Trade Scenario No. 1
This is a simple swap that the Cavaliers should do for fit purposes. On the surface, Okoro and O’Neale have similar three-point percentages, but a deeper dive into the numbers game tells a different story. Brooklyn's O’Neale is a much better fit in this new Cavs offense than Okoro with his career reputation as a constant perimeter catch-and-shoot threat.
Additionally, the Cavaliers have repeatedly shown interest in O'Neale since last season. If Cleveland is targeting a 3-and-D wing this trade deadline, O'Neale is an obvious choice and upgrade from their current rotation.

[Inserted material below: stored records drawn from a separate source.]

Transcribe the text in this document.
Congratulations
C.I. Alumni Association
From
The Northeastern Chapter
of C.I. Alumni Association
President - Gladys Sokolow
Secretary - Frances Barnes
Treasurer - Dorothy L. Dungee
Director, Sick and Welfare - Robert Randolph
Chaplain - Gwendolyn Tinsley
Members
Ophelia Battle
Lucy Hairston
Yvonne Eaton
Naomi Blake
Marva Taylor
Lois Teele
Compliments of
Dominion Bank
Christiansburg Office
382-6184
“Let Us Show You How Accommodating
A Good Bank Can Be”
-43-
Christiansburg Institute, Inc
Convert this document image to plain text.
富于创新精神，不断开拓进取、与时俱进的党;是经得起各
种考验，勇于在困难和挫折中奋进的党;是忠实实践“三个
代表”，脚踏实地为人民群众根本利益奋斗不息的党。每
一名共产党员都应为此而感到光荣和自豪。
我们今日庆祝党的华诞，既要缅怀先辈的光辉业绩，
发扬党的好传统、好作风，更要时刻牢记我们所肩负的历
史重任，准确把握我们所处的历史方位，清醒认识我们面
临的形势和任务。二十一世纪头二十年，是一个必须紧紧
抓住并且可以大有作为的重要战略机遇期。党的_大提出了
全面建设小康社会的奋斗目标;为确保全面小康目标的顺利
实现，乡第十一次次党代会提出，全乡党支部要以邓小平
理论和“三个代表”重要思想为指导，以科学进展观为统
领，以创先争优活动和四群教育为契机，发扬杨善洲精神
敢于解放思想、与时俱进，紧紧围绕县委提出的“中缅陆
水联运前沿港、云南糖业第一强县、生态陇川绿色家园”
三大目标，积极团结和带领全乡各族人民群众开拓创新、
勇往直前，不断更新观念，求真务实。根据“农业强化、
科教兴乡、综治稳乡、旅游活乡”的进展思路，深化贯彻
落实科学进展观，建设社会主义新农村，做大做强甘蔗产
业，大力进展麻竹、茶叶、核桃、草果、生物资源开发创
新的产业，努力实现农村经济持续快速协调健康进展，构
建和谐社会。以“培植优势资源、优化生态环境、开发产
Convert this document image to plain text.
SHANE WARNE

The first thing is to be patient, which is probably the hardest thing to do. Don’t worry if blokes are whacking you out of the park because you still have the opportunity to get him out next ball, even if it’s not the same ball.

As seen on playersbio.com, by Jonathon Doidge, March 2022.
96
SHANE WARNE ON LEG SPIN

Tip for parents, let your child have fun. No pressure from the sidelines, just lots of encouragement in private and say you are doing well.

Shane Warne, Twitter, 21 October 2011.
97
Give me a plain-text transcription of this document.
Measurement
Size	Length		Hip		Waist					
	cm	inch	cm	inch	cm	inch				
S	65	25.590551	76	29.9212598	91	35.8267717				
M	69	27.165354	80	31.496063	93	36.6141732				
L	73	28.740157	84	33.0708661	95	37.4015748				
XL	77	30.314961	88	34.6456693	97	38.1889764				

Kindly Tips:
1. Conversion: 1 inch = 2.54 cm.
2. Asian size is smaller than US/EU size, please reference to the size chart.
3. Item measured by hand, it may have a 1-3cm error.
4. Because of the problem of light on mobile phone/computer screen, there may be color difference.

On the season, O’Neale has 22 games with two or more three-pointers. Conversely, Okoro has six such games. O’Neale hits 1.9 three-pointers out of his 5.3 attempts per game. Okoro hits roughly one three per game on just under three attempts. O’Neale shoots 39 percent on catch and shoot threes compared to Okoro’s 36 percent. While Okoro has improved his accuracy, O'Neale is completing a similar percentage on a higher volume.
Both players have one year left on their deals, so the Cavs are not risking much by trading for the veteran O’Neale. O’Neale also has a wealth of playoff experience and is a more consistent shooter than Okoro. Additionally, while he is not as elite as Okoro defensively, he is still solid on that end of the floor.
Lastly for the Cavs, O’Neale became good friends with Cleveland star Donovan Mitchell during their time with the Utah Jazz together, guaranteeing a positive chemistry and another reason for Spida to extend with Cavlaiers. The Nets get a younger wing in Okoro that they can evaluate for the rest of the season to measure his extension possiblities. He is a low-cost target that can quickly fit next to Brooklyn's subpar defensive backcourt rotation.